Je dois y croire. Plus que tout, plus que n'importe quoi, il me faut une raison de croire qu'elle n'est pas juste une fille parmi les autres. Qu'elle a ce quelque chose en plus. Peut-être parce que notre rencontre date d'avant son départ, peut-être parce que je persiste à croire que quelqu'un qui se forge une telle carapace n'attend que de voir celui qui trouve la brèche. Mais mes pensées sont trop violentes, elles me brusquent, me répètent que je ne suis sans doute que ce fameux connard, alors je m'éloigne d'elle, je ferme les yeux une seconde et je laisse l'eau me couler sur la peau. « Peut-être que t'as raison, que je suis qu'un connard. Peut-être que je veux voir des choses qui n'existent pas parce que je suis égoïste et que je te veux toi. Parce que t'as fait vivre quelque chose en moi que je pensais pas pouvoir vivre un jour et que j'ai pas envie de laisser passer ça. » Ma main descend sur mon propre palpitant et mes dents percent mes gencives. « Mais c'est pas ton problème, tout ça. Alors personne t'empêche de te barrer de là, puisque toi, t'as clairement pas besoin de moi, pas vrai ? » Mes yeux s'ouvrent à nouveau, ma main se serre et le défi se lit dans mes yeux.

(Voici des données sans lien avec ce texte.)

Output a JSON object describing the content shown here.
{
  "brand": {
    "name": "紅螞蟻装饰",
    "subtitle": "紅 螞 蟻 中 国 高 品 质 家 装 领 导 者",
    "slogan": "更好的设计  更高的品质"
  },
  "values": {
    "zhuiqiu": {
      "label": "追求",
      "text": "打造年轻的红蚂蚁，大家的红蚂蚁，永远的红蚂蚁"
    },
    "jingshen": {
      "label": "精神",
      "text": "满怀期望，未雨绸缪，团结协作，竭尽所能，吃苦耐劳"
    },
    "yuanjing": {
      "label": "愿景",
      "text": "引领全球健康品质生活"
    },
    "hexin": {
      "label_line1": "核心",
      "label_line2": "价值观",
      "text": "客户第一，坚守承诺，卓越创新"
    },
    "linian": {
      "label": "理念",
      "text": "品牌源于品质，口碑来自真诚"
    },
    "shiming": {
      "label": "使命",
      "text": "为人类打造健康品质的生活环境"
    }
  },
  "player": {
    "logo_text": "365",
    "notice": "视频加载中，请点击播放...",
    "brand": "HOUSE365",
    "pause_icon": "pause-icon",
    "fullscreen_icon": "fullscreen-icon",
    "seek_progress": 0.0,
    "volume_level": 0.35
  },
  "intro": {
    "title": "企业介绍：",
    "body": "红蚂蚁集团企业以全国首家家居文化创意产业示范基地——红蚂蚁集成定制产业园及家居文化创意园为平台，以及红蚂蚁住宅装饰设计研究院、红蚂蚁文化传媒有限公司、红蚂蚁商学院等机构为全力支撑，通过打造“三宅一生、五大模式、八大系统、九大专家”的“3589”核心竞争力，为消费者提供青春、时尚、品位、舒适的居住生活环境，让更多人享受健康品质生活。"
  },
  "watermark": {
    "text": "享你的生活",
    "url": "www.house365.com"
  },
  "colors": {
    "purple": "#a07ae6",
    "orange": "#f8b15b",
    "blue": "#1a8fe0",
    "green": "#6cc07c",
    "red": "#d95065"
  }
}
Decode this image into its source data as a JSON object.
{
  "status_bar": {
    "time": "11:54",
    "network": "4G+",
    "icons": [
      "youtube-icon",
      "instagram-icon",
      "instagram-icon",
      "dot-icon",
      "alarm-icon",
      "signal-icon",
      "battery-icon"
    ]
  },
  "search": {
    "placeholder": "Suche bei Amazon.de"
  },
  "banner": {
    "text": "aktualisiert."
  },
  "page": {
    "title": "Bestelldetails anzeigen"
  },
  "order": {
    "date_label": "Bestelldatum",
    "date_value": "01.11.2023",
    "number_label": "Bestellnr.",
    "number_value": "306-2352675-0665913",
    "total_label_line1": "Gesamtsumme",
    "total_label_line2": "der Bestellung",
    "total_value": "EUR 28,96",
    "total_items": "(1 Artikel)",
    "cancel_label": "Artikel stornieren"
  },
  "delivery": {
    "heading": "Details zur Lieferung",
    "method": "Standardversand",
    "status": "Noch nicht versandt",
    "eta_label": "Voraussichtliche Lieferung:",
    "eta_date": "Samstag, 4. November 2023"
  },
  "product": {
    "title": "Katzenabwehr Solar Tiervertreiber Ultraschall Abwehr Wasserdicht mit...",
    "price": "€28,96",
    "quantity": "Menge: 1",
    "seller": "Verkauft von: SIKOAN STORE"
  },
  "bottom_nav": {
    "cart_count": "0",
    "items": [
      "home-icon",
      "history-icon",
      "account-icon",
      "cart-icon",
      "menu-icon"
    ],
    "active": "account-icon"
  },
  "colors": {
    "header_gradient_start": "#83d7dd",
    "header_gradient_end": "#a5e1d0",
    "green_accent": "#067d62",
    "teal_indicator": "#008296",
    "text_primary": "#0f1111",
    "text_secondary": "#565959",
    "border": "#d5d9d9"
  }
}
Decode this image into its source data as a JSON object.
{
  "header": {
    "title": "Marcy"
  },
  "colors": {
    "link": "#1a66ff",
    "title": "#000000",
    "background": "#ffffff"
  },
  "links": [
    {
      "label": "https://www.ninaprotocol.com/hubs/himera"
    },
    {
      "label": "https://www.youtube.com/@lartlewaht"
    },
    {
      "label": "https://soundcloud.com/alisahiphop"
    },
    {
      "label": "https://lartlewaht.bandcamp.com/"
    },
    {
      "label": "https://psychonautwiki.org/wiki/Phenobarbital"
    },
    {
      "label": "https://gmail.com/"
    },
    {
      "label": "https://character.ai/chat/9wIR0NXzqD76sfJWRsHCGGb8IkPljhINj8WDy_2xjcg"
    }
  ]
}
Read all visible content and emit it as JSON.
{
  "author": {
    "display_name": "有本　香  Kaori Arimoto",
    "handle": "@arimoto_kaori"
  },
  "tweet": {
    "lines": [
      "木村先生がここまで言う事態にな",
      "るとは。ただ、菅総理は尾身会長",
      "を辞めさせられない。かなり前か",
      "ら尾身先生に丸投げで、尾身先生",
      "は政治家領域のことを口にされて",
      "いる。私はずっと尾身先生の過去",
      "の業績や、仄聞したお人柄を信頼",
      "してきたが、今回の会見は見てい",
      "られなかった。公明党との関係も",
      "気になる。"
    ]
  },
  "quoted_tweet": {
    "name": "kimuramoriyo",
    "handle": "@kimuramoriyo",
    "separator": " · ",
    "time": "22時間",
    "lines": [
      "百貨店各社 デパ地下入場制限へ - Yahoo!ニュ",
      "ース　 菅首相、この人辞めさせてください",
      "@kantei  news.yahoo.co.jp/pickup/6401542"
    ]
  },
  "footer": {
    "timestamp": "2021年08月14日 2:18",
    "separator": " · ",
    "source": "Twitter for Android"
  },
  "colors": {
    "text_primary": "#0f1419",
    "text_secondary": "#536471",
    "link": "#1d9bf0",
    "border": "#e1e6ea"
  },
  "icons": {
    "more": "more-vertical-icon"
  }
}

Oh non. Peu importe la réponse je n'étais pas prêt à la laisser partir. Oh non, peu importe ce qu'elle pouvait penser, je ne pouvais pas laisser ce sentiment disparaître parce qu'elle avait décidé. Mais j'étais prêt à la laisser, peut-être, juste pour cet instant, juste pour cette fois. J'étais peut-être à attendre la prochaine bataille.

Ou peut-être pas.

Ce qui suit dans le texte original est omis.